Depreciation can often be overlooked when preparing the financial statements, and
Marietta Computer Rentals is overlooking its depreciation. After researching the difference between the two methods in several articles, textbooks, and Financial
Accounting Standards Board (FASB) statements, the benefits of utilizing the accelerated method become obvious.
First, the straight-line method merely takes the cost of an asset and divides the expense equally over the useful life (5), while the accelerated method takes rapid reductions early in the asset’s life, with smaller reductions later (7). While the difference of when the depreciation expense is recognized may not seem important, timing is everything.
By taking the increased expenses earlier, benefits can arise including tax benefits.
“All things being equal, the rule of thumb is to accelerate deductions whenever possible,” as stated in the Knight-Ridder Tribune Business News (1). Other benefits include equalizing the increased maintenance costs later by having greater depreciation expense earlier, and also balancing the rapid reduction of value for items that become obsolete quicker, like technological assets (e.g. computers).

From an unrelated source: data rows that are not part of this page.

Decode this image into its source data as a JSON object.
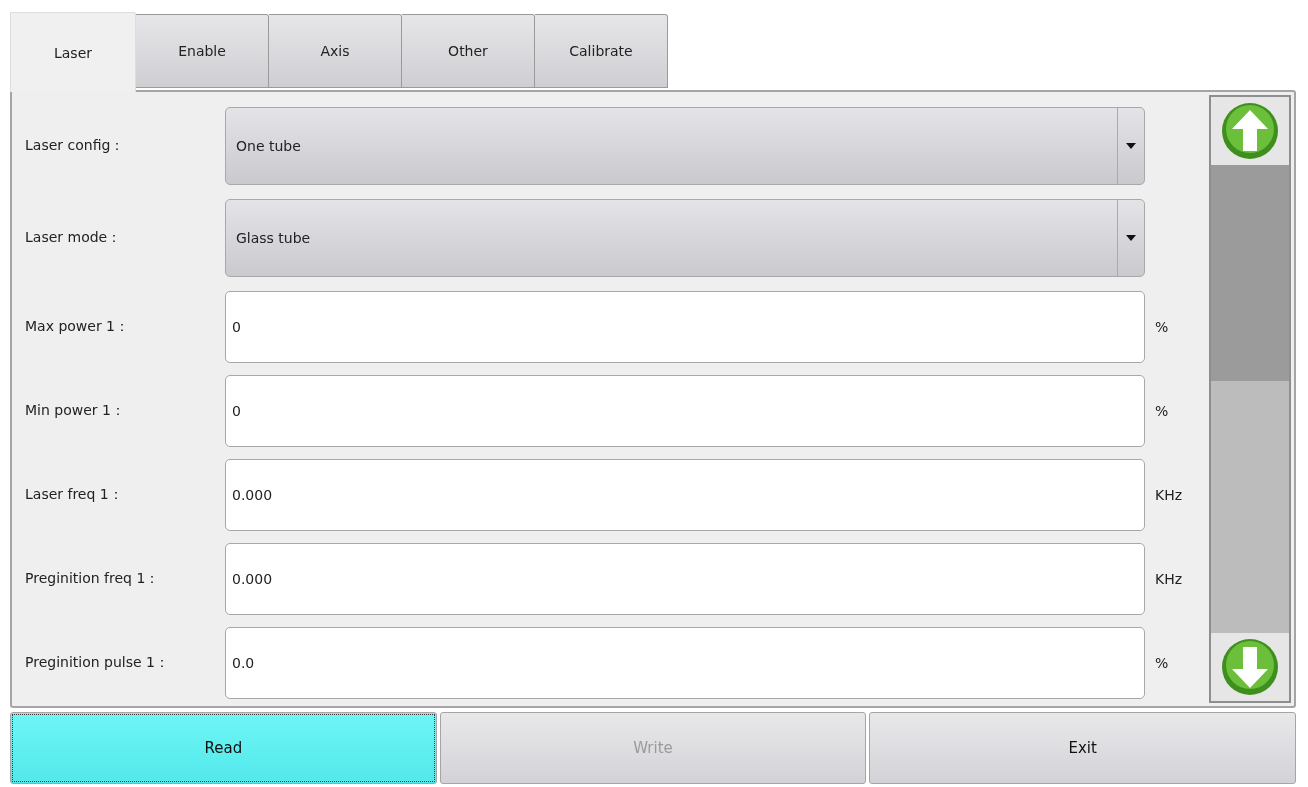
{
  "tabs": [
    {
      "label": "Laser",
      "selected": true
    },
    {
      "label": "Enable",
      "selected": false
    },
    {
      "label": "Axis",
      "selected": false
    },
    {
      "label": "Other",
      "selected": false
    },
    {
      "label": "Calibrate",
      "selected": false
    }
  ],
  "rows": [
    {
      "kind": "dropdown",
      "label": "Laser config：",
      "value": "One tube"
    },
    {
      "kind": "dropdown",
      "label": "Laser mode：",
      "value": "Glass tube"
    },
    {
      "kind": "input",
      "label": "Max power 1：",
      "value": "0",
      "unit": "%"
    },
    {
      "kind": "input",
      "label": "Min power 1：",
      "value": "0",
      "unit": "%"
    },
    {
      "kind": "input",
      "label": "Laser freq 1：",
      "value": "0.000",
      "unit": "KHz"
    },
    {
      "kind": "input",
      "label": "Preginition freq 1：",
      "value": "0.000",
      "unit": "KHz"
    },
    {
      "kind": "input",
      "label": "Preginition pulse 1：",
      "value": "0.0",
      "unit": "%"
    }
  ],
  "buttons": [
    {
      "label": "Read",
      "focused": true,
      "disabled": false
    },
    {
      "label": "Write",
      "focused": false,
      "disabled": true
    },
    {
      "label": "Exit",
      "focused": false,
      "disabled": false
    }
  ]
}
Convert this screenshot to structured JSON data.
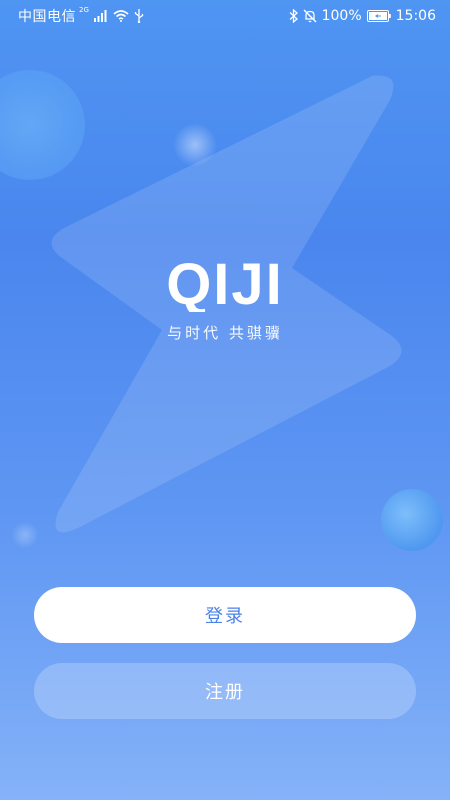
{
  "status_bar": {
    "carrier": "中国电信",
    "network_tag": "2G",
    "battery": "100%",
    "time": "15:06",
    "icons": [
      "signal-icon",
      "wifi-icon",
      "usb-icon",
      "bluetooth-icon",
      "mute-bell-icon",
      "battery-icon"
    ]
  },
  "brand": {
    "logo_text": "QIJI",
    "slogan": "与时代 共骐骥"
  },
  "actions": {
    "login_label": "登录",
    "register_label": "注册"
  },
  "colors": {
    "bg_top": "#4f95f2",
    "bg_bottom": "#85b2f8",
    "login_text": "#4b82e8"
  }
}
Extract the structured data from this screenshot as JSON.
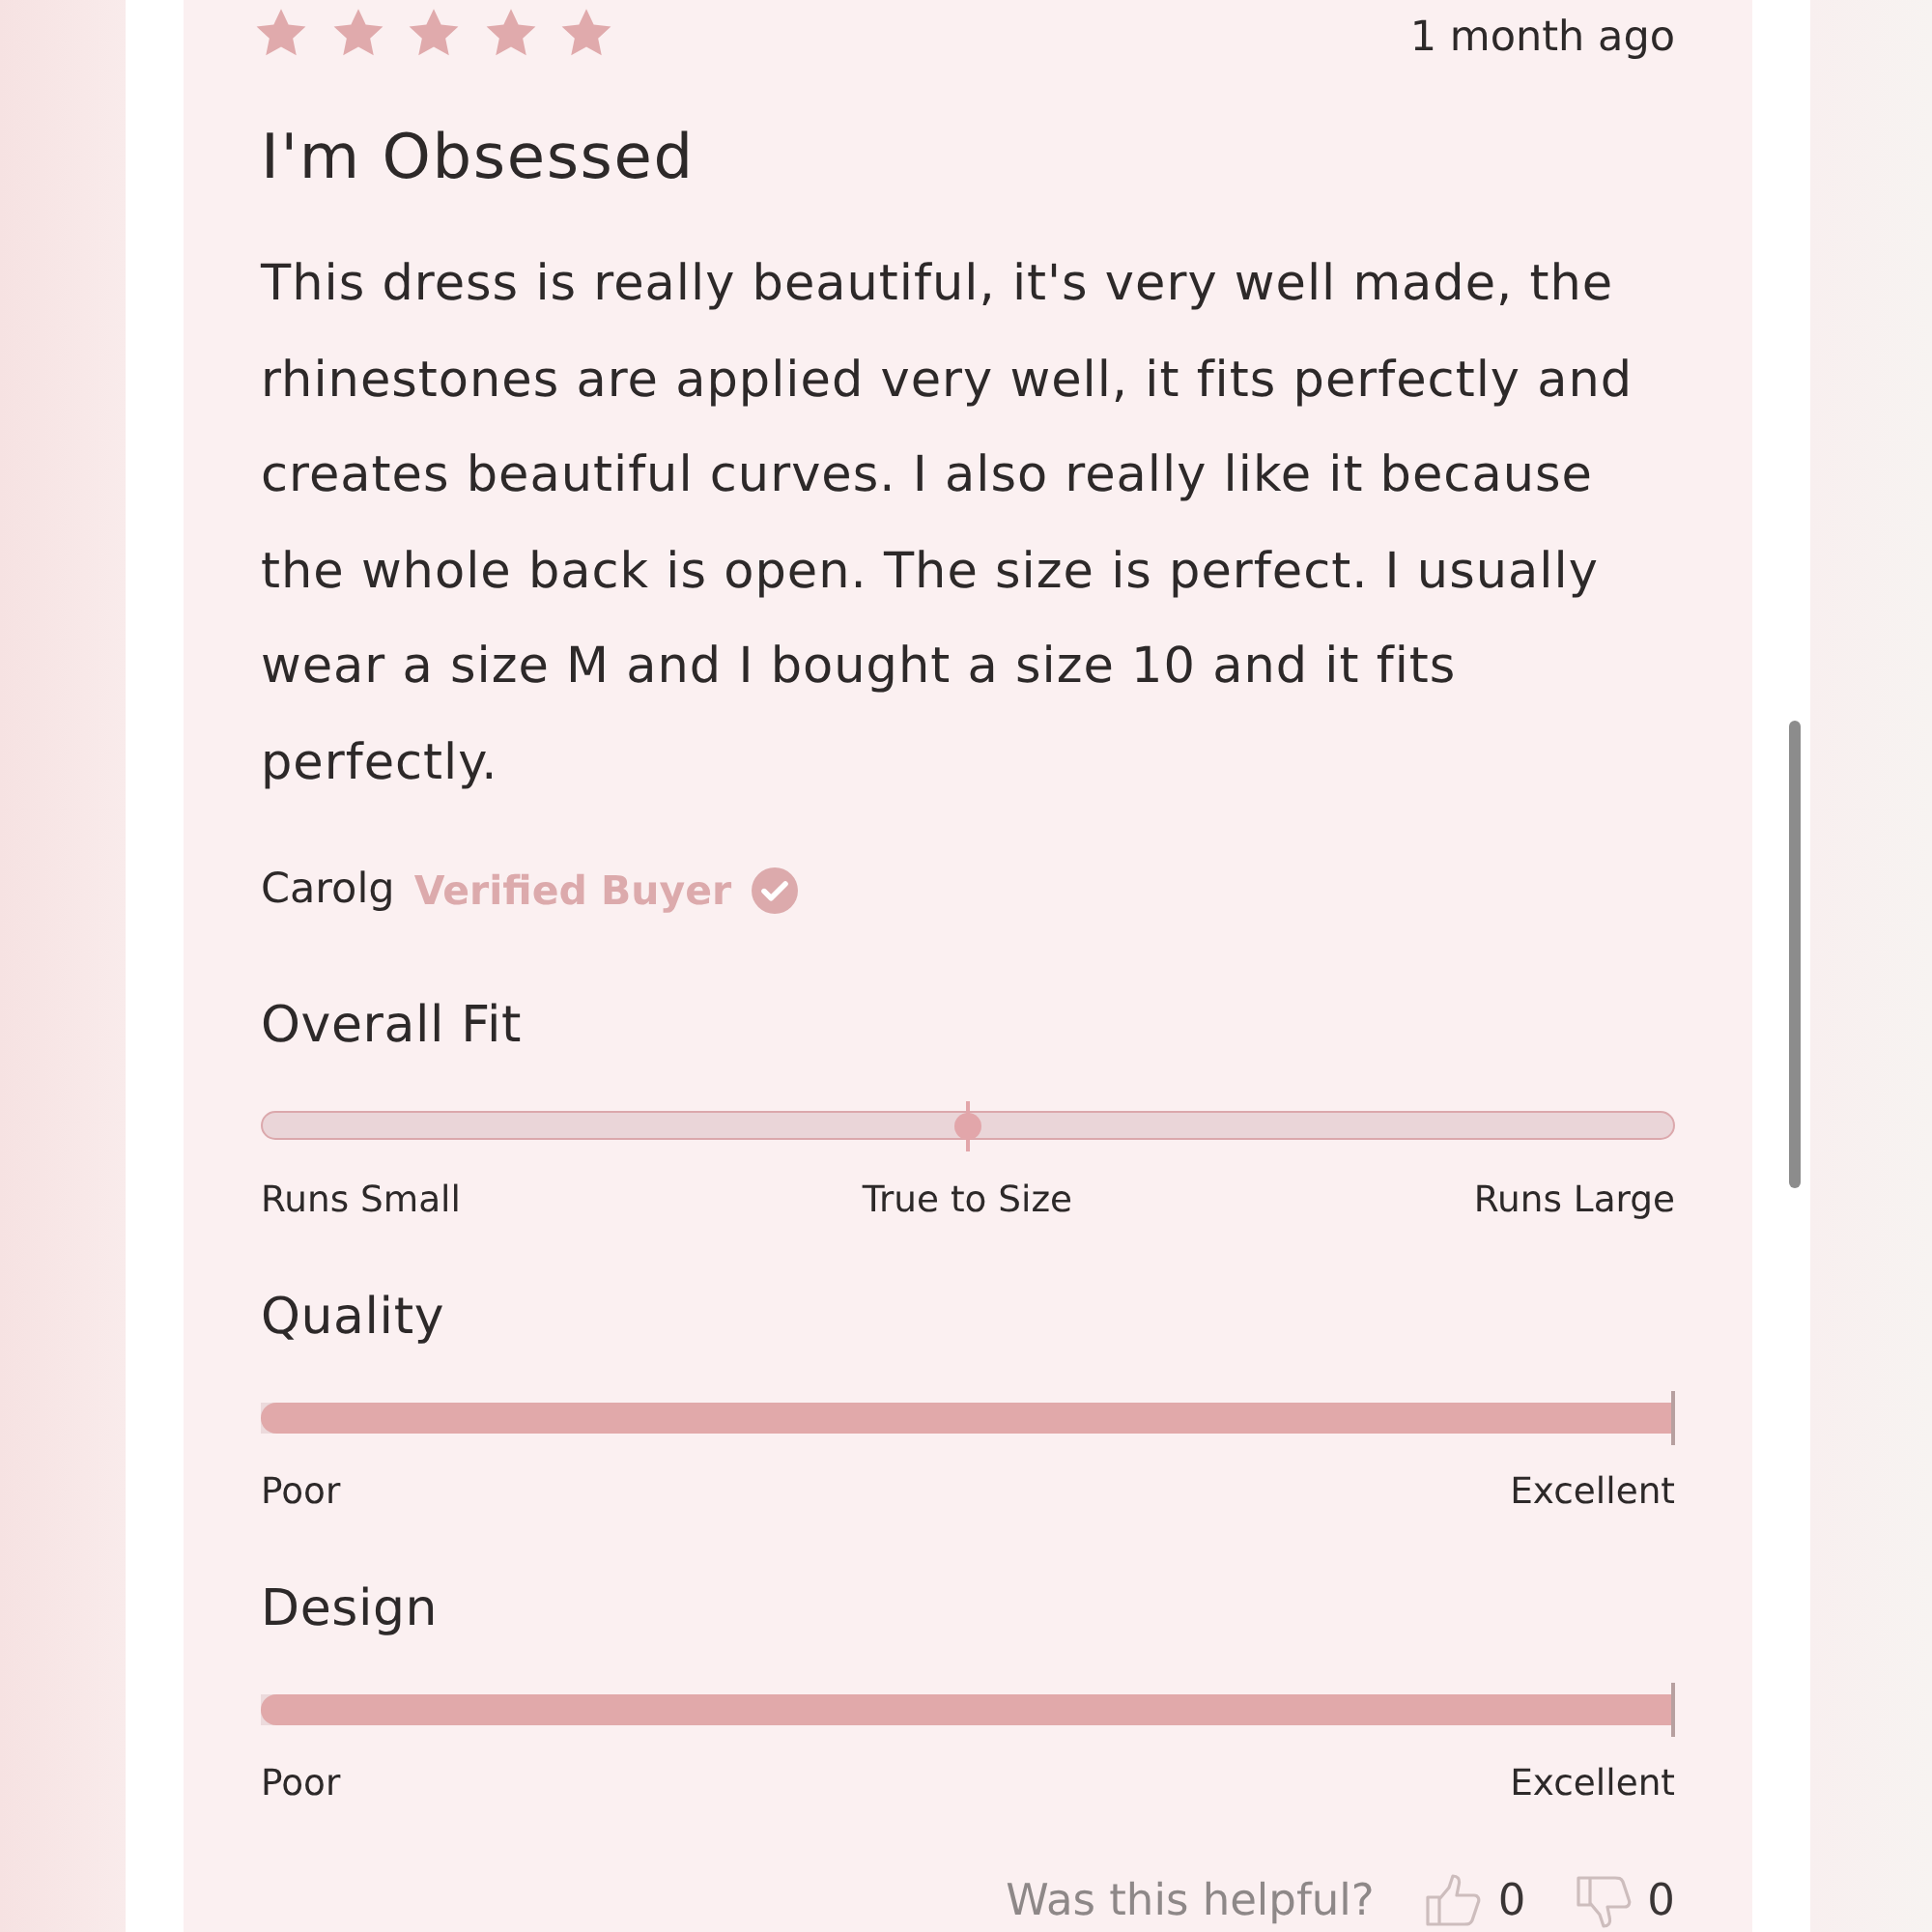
{
  "review": {
    "stars": 5,
    "time": "1 month ago",
    "title": "I'm Obsessed",
    "body": "This dress is really beautiful, it's very well made, the rhinestones are applied very well, it fits perfectly and creates beautiful curves. I also really like it because the whole back is open. The size is perfect. I usually wear a size M and I bought a size 10 and it fits perfectly.",
    "author": "Carolg",
    "badge": "Verified Buyer"
  },
  "ratings": [
    {
      "kind": "thumb",
      "label": "Overall Fit",
      "level": 0.5,
      "scale": [
        "Runs Small",
        "True to Size",
        "Runs Large"
      ]
    },
    {
      "kind": "fill",
      "label": "Quality",
      "level": 1,
      "scale": [
        "Poor",
        "Excellent"
      ]
    },
    {
      "kind": "fill",
      "label": "Design",
      "level": 1,
      "scale": [
        "Poor",
        "Excellent"
      ]
    }
  ],
  "helpful": {
    "prompt": "Was this helpful?",
    "up_count": "0",
    "down_count": "0"
  }
}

Of course, costs will be incurred to switch over to the accelerated method, but these costs are minimal compared to the benefits that can be reaped. The only costs would be to reprogram the computer software currently used to figure out depreciation on an accelerated basis instead of straight-line. Moreover, the time to make the change would also be insignificant: a day or two at the most to train personnel in how to change the software and input the data for the new method. In the end, the new depreciation method would benefit the financial statements and the company as a whole with little costs or time incurred.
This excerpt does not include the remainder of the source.